Program in Infectious Disease and Social Change

Program Director: Mercedes Becerra, ScD

Program Background

More than 50 years after the development of effective antibiotics, infectious diseases remain the leading cause of mortality in most of the world: one-third of all deaths are attributable to bacterial, viral, or parasitic infections. Complex, sometimes chronic, infectious diseases pose major challenges to improving the health of populations and have a profound impact on social and economic development. Because these diseases are fundamentally both biological and social in nature—existing at the nexus of political, economic, religious, and social structures—understanding them and intervening effectively in their control require an analytic lens that draws from multiple social and biological disciplines.  

The Program in Infectious Disease and Social Change brings together clinicians, anthropologists, epidemiologists, and public health specialists, who approach the study of infectious diseases from the vantage point of multiple and complementary disciplines.
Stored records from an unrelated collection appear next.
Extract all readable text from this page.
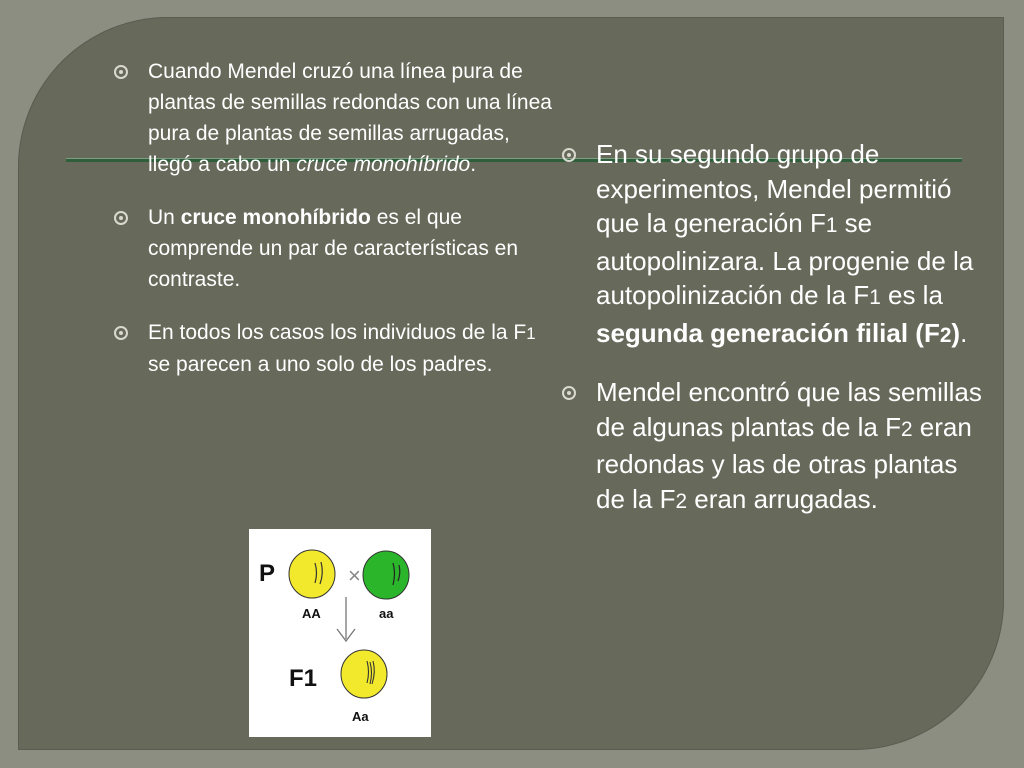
Cuando Mendel cruzó una línea pura de plantas de semillas redondas con una línea pura de plantas de semillas arrugadas, llegó a cabo un cruce monohíbrido.
Un cruce monohíbrido es el que comprende un par de características en contraste.
En todos los casos los individuos de la F1 se parecen a uno solo de los padres.
En su segundo grupo de experimentos, Mendel permitió que la generación F1 se autopolinizara. La progenie de la autopolinización de la F1 es la segunda generación filial (F2).
Mendel encontró que las semillas de algunas plantas de la F2 eran redondas y las de otras plantas de la F2 eran arrugadas.
P	×
AA	aa
F1
Aa
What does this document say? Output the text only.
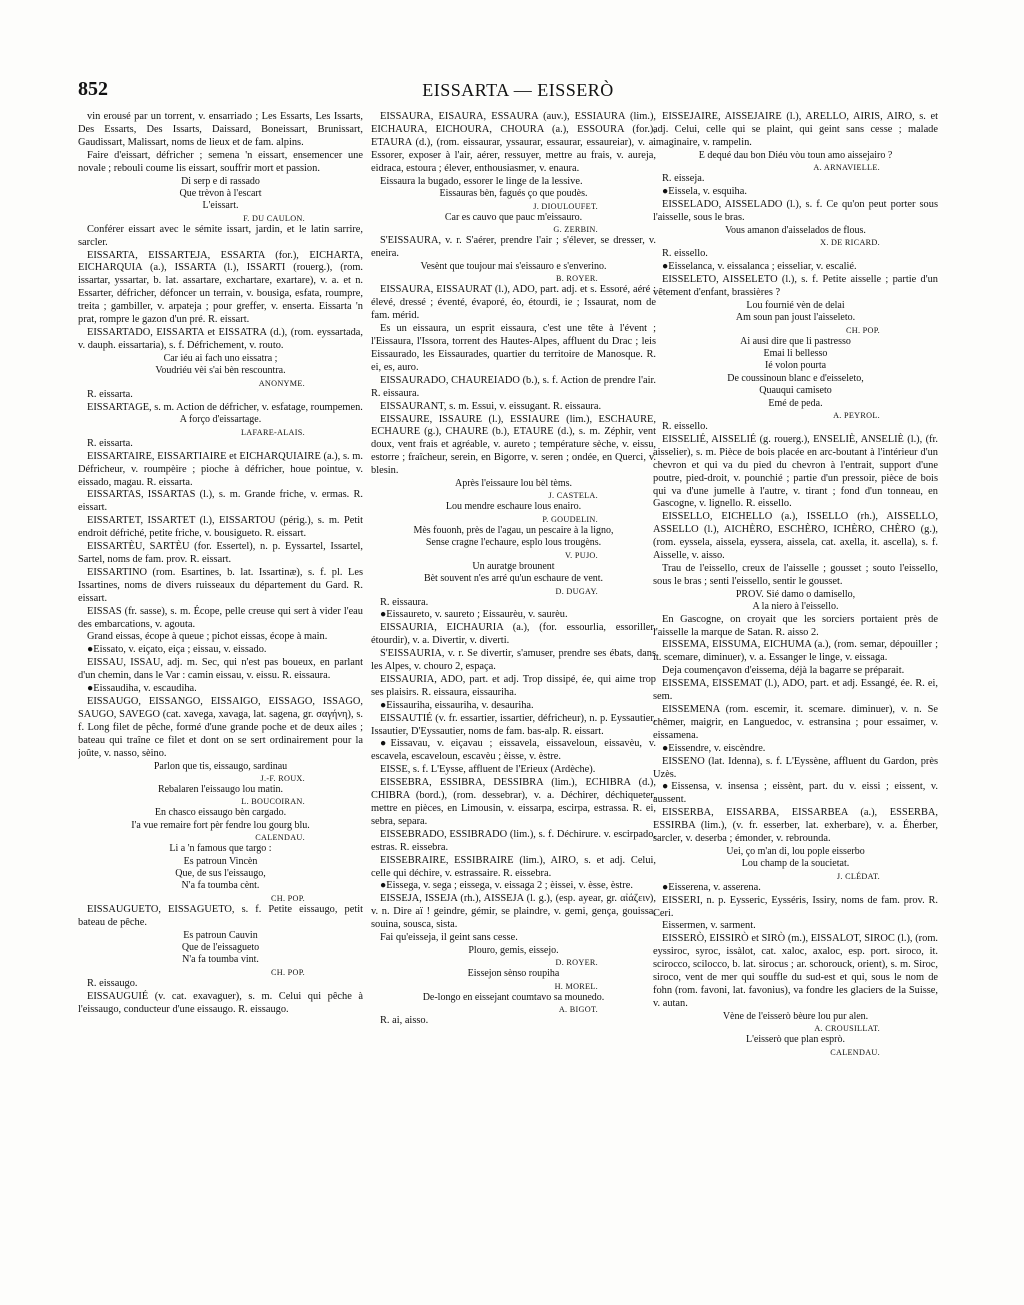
852	EISSARTA — EISSERÒ

vin erousé par un torrent, v. ensarriado ; Les Essarts, Les Issarts, Des Essarts, Des Issarts, Daissard, Boneissart, Brunissart, Gaudissart, Malissart, noms de lieux et de fam. alpins.

Faire d'eissart, défricher ; semena 'n eissart, ensemencer une novale ; rebouli coume lis eissart, souffrir mort et passion.

Di serp e di rassado

Que trèvon à l'escart

L'eissart.

F. DU CAULON.

Conférer eissart avec le sémite issart, jardin, et le latin sarrire, sarcler.

EISSARTA, EISSARTEJA, ESSARTA (for.), EICHARTA, EICHARQUIA (a.), ISSARTA (l.), ISSARTI (rouerg.), (rom. issartar, yssartar, b. lat. assartare, exchartare, exartare), v. a. et n. Essarter, défricher, défoncer un terrain, v. bousiga, esfata, roumpre, treita ; gambiller, v. arpateja ; pour greffer, v. ensertа. Eissarta 'n prat, rompre le gazon d'un pré. R. eissart.

EISSARTADO, EISSARTA et EISSATRA (d.), (rom. eyssartada, v. dauph. eissartaria), s. f. Défrichement, v. routo.

Car iéu ai fach uno eissatra ;

Voudriéu vèi s'ai bèn rescountra.

ANONYME.

R. eissarta.

EISSARTAGE, s. m. Action de défricher, v. esfatage, roumpemen.

A forço d'eissartage.

LAFARE-ALAIS.

R. eissarta.

EISSARTAIRE, EISSARTIAIRE et EICHARQUIAIRE (a.), s. m. Défricheur, v. roumpèire ; pioche à défricher, houe pointue, v. eissado, magau. R. eissarta.

EISSARTAS, ISSARTAS (l.), s. m. Grande friche, v. ermas. R. eissart.

EISSARTET, ISSARTET (l.), EISSARTOU (périg.), s. m. Petit endroit défriché, petite friche, v. bousigueto. R. eissart.

EISSARTÈU, SARTÈU (for. Essertel), n. p. Eyssartel, Issartel, Sartel, noms de fam. prov. R. eissart.

EISSARTINO (rom. Esartines, b. lat. Issartinæ), s. f. pl. Les Issartines, noms de divers ruisseaux du département du Gard. R. eissart.

EISSAS (fr. sasse), s. m. Écope, pelle creuse qui sert à vider l'eau des embarcations, v. agouta.

Grand eissas, écope à queue ; pichot eissas, écope à main.

●Eissato, v. eiçato, eiça ; eissau, v. eissado.

EISSAU, ISSAU, adj. m. Sec, qui n'est pas boueux, en parlant d'un chemin, dans le Var : camin eissau, v. eissu. R. eissaura.

●Eissaudiha, v. escaudiha.

EISSAUGO, EISSANGO, EISSAIGO, EISSAGO, ISSAGO, SAUGO, SAVEGO (cat. xavega, xavaga, lat. sagena, gr. σαγήνη), s. f. Long filet de pêche, formé d'une grande poche et de deux ailes ; bateau qui traîne ce filet et dont on se sert ordinairement pour la joûte, v. nasso, sèino.

Parlon que tis, eissaugo, sardinau

J.-F. ROUX.

Rebalaren l'eissaugo lou matin.

L. BOUCOIRAN.

En chasco eissaugo bèn cargado.

I'a vue remaire fort pèr fendre lou gourg blu.

CALENDAU.

Li a 'n famous que targo :

Es patroun Vincèn

Que, de sus l'eissaugo,

N'a fa toumba cènt.

CH. POP.

EISSAUGUETO, EISSAGUETO, s. f. Petite eissaugo, petit bateau de pêche.

Es patroun Cauvin

Que de l'eissagueto

N'a fa toumba vint.

CH. POP.

R. eissaugo.

EISSAUGUIÉ (v. cat. exavaguer), s. m. Celui qui pêche à l'eissaugo, conducteur d'une eissaugo. R. eissaugo.

EISSAURA, EISAURA, ESSAURA (auv.), ESSIAURA (lim.), EICHAURA, EICHOURA, CHOURA (a.), ESSOURA (for.), ETAURA (d.), (rom. eissaurar, yssaurar, essaurar, essaureiar), v. a. Essorer, exposer à l'air, aérer, ressuyer, mettre au frais, v. aureja, eidraca, estoura ; élever, enthousiasmer, v. enaura.

Eissaura la bugado, essorer le linge de la lessive.

Eissauras bèn, fagués ço que poudès.

J. DIOULOUFET.

Car es cauvo que pauc m'eissauro.

G. ZERBIN.

S'EISSAURA, v. r. S'aérer, prendre l'air ; s'élever, se dresser, v. eneira.

Vesènt que toujour mai s'eissauro e s'enverino.

B. ROYER.

EISSAURA, EISSAURAT (l.), ADO, part. adj. et s. Essoré, aéré ; élevé, dressé ; éventé, évaporé, éo, étourdi, ie ; Issaurat, nom de fam. mérid.

Es un eissaura, un esprit eissaura, c'est une tête à l'évent ; l'Eissaura, l'Issora, torrent des Hautes-Alpes, affluent du Drac ; leis Eissaurado, les Eissaurades, quartier du territoire de Manosque. R. ei, es, auro.

EISSAURADO, CHAUREIADO (b.), s. f. Action de prendre l'air. R. eissaura.

EISSAURANT, s. m. Essui, v. eissugant. R. eissaura.

EISSAURE, ISSAURE (l.), ESSIAURE (lim.), ESCHAURE, ECHAURE (g.), CHAURE (b.), ETAURE (d.), s. m. Zéphir, vent doux, vent frais et agréable, v. aureto ; température sèche, v. eissu, estorre ; fraîcheur, serein, en Bigorre, v. seren ; ondée, en Querci, v. blesin.

Après l'eissaure lou bèl tèms.

J. CASTELA.

Lou mendre eschaure lous enairo.

P. GOUDELIN.

Mès fouonh, près de l'agau, un pescaire à la ligno,

Sense cragne l'echaure, esplo lous trougèns.

V. PUJO.

Un auratge brounent

Bèt souvent n'es arré qu'un eschaure de vent.

D. DUGAY.

R. eissaura.

●Eissaureto, v. saureto ; Eissaurèu, v. saurèu.

EISSAURIA, EICHAURIA (a.), (for. essourlia, essoriller, étourdir), v. a. Divertir, v. diverti.

S'EISSAURIA, v. r. Se divertir, s'amuser, prendre ses ébats, dans les Alpes, v. chouro 2, espaça.

EISSAURIA, ADO, part. et adj. Trop dissipé, ée, qui aime trop ses plaisirs. R. eissaura, eissauriha.

●Eissauriha, eissauriha, v. desauriha.

EISSAUTIÉ (v. fr. essartier, issartier, défricheur), n. p. Eyssautier, Issautier, D'Eyssautier, noms de fam. bas-alp. R. eissart.

●Eissavau, v. eiçavau ; eissavela, eissaveloun, eissavèu, v. escavela, escaveloun, escavèu ; èisse, v. èstre.

EISSE, s. f. L'Eysse, affluent de l'Erieux (Ardèche).

EISSEBRA, ESSIBRA, DESSIBRA (lim.), ECHIBRA (d.), CHIBRA (bord.), (rom. dessebrar), v. a. Déchirer, déchiqueter, mettre en pièces, en Limousin, v. eissarpa, escirpa, estrassa. R. ei, sebra, separa.

EISSEBRADO, ESSIBRADO (lim.), s. f. Déchirure. v. escirpado, estras. R. eissebra.

EISSEBRAIRE, ESSIBRAIRE (lim.), AIRO, s. et adj. Celui, celle qui déchire, v. estrassaire. R. eissebra.

●Eissega, v. sega ; eissega, v. eissaga 2 ; èissei, v. èsse, èstre.

EISSEJA, ISSEJA (rh.), AISSEJA (l. g.), (esp. ayear, gr. αἰάζειν), v. n. Dire aï ! geindre, gémir, se plaindre, v. gemi, gença, gouissa, souina, sousca, sista.

Fai qu'eisseja, il geint sans cesse.

Plouro, gemis, eissejo.

D. ROYER.

Eissejon sènso roupiha

H. MOREL.

De-longo en eissejant coumtavo sa mounedo.

A. BIGOT.

R. ai, aisso.

EISSEJAIRE, AISSEJAIRE (l.), ARELLO, AIRIS, AIRO, s. et adj. Celui, celle qui se plaint, qui geint sans cesse ; malade imaginaire, v. rampelin.

E dequé dau bon Diéu vòu toun amo aissejairo ?

A. ARNAVIELLE.

R. eisseja.

●Eissela, v. esquiha.

EISSELADO, AISSELADO (l.), s. f. Ce qu'on peut porter sous l'aisselle, sous le bras.

Vous amanon d'aisselados de flous.

X. DE RICARD.

R. eissello.

●Eisselanca, v. eissalanca ; eisseliar, v. escalié.

EISSELETO, AISSELETO (l.), s. f. Petite aisselle ; partie d'un vêtement d'enfant, brassières ?

Lou fournié vèn de delai

Am soun pan joust l'aisseleto.

CH. POP.

Ai ausi dire que li pastresso

Emai li bellesso

Ié volon pourta

De coussinoun blanc e d'eisseleto,

Quauqui camiseto

Emé de peda.

A. PEYROL.

R. eissello.

EISSELIÉ, AISSELIÉ (g. rouerg.), ENSELIÈ, ANSELIÈ (l.), (fr. aisselier), s. m. Pièce de bois placée en arc-boutant à l'intérieur d'un chevron et qui va du pied du chevron à l'entrait, support d'une poutre, pied-droit, v. pounchié ; partie d'un pressoir, pièce de bois qui va d'une jumelle à l'autre, v. tirant ; fond d'un tonneau, en Gascogne, v. lignello. R. eissello.

EISSELLO, EICHELLO (a.), ISSELLO (rh.), AISSELLO, ASSELLO (l.), AICHÈRO, ESCHÈRO, ICHÈRO, CHÈRO (g.), (rom. eyssela, aissela, eyssera, aissela, cat. axella, it. ascella), s. f. Aisselle, v. aisso.

Trau de l'eissello, creux de l'aisselle ; gousset ; souto l'eissello, sous le bras ; senti l'eissello, sentir le gousset.

PROV. Sié damo o damisello,

A la niero à l'eissello.

En Gascogne, on croyait que les sorciers portaient près de l'aisselle la marque de Satan. R. aisso 2.

EISSEMA, EISSUMA, EICHUMA (a.), (rom. semar, dépouiller ; it. scemare, diminuer), v. a. Essanger le linge, v. eissaga.

Deja coumençavon d'eissema, déjà la bagarre se préparait.

EISSEMA, EISSEMAT (l.), ADO, part. et adj. Essangé, ée. R. ei, sem.

EISSEMENA (rom. escemir, it. scemare. diminuer), v. n. Se chêmer, maigrir, en Languedoc, v. estransina ; pour essaimer, v. eissamena.

●Eissendre, v. eiscèndre.

EISSENO (lat. Idenna), s. f. L'Eyssène, affluent du Gardon, près Uzès.

●Eissensa, v. insensa ; eissènt, part. du v. eissi ; eissent, v. aussent.

EISSERBA, EISSARBA, EISSARBEA (a.), ESSERBA, ESSIRBA (lim.), (v. fr. esserber, lat. exherbare), v. a. Éherber, sarcler, v. deserba ; émonder, v. rebrounda.

Uei, ço m'an di, lou pople eisserbo

Lou champ de la soucietat.

J. CLÉDAT.

●Eisserena, v. asserena.

EISSERI, n. p. Eysseric, Eysséris, Issiry, noms de fam. prov. R. Ceri.

Eissermen, v. sarment.

EISSERÒ, EISSIRÒ et SIRÒ (m.), EISSALOT, SIROC (l.), (rom. eyssiroc, syroc, issàlot, cat. xaloc, axaloc, esp. port. siroco, it. scirocco, scilocco, b. lat. sirocus ; ar. schorouck, orient), s. m. Siroc, siroco, vent de mer qui souffle du sud-est et qui, sous le nom de fohn (rom. favoni, lat. favonius), va fondre les glaciers de la Suisse, v. autan.

Vène de l'eisserò bèure lou pur alen.

A. CROUSILLAT.

L'eisserò que plan esprò.

CALENDAU.
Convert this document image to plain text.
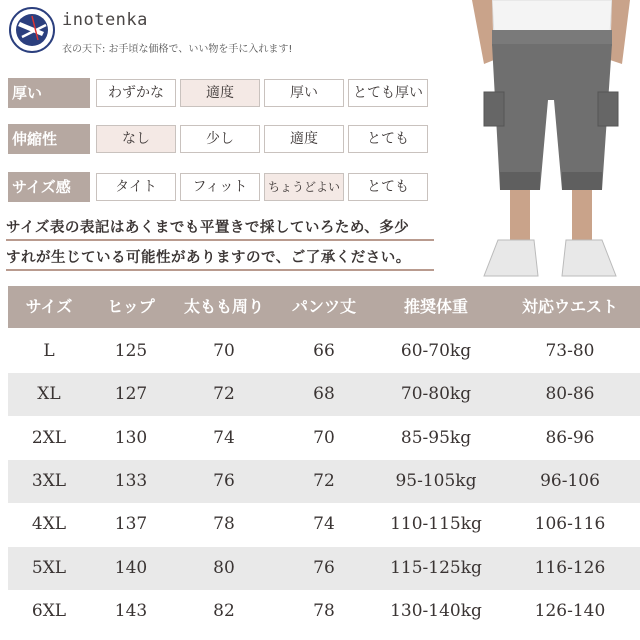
inotenka
衣の天下: お手頃な価格で、いい物を手に入れます!
厚い	わずかな	適度	厚い	とても厚い
伸縮性	なし	少し	適度	とても
サイズ感	タイト	フィット	ちょうどよい	とても
サイズ表の表記はあくまでも平置きで採していろため、多少
すれが生じている可能性がありますので、ご了承ください。
サイズ	ヒップ	太もも周り	パンツ丈	推奨体重	対応ウエスト
L	125	70	66	60-70kg	73-80
XL	127	72	68	70-80kg	80-86
2XL	130	74	70	85-95kg	86-96
3XL	133	76	72	95-105kg	96-106
4XL	137	78	74	110-115kg	106-116
5XL	140	80	76	115-125kg	116-126
6XL	143	82	78	130-140kg	126-140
Investigators apply ethnographic and other social science methods to understand these diseases and the responses to them at the local and global levels—from the experience of patients and families confronting illness and inadequate health care to the construction of national and global health policies.

Program faculty also apply epidemiologic methods to understand the factors affecting treatment outcomes and to improve treatment through observational studies and clinical trials of existing and new regimens.

A community health worker visits a patient
A community health worker visits a patient.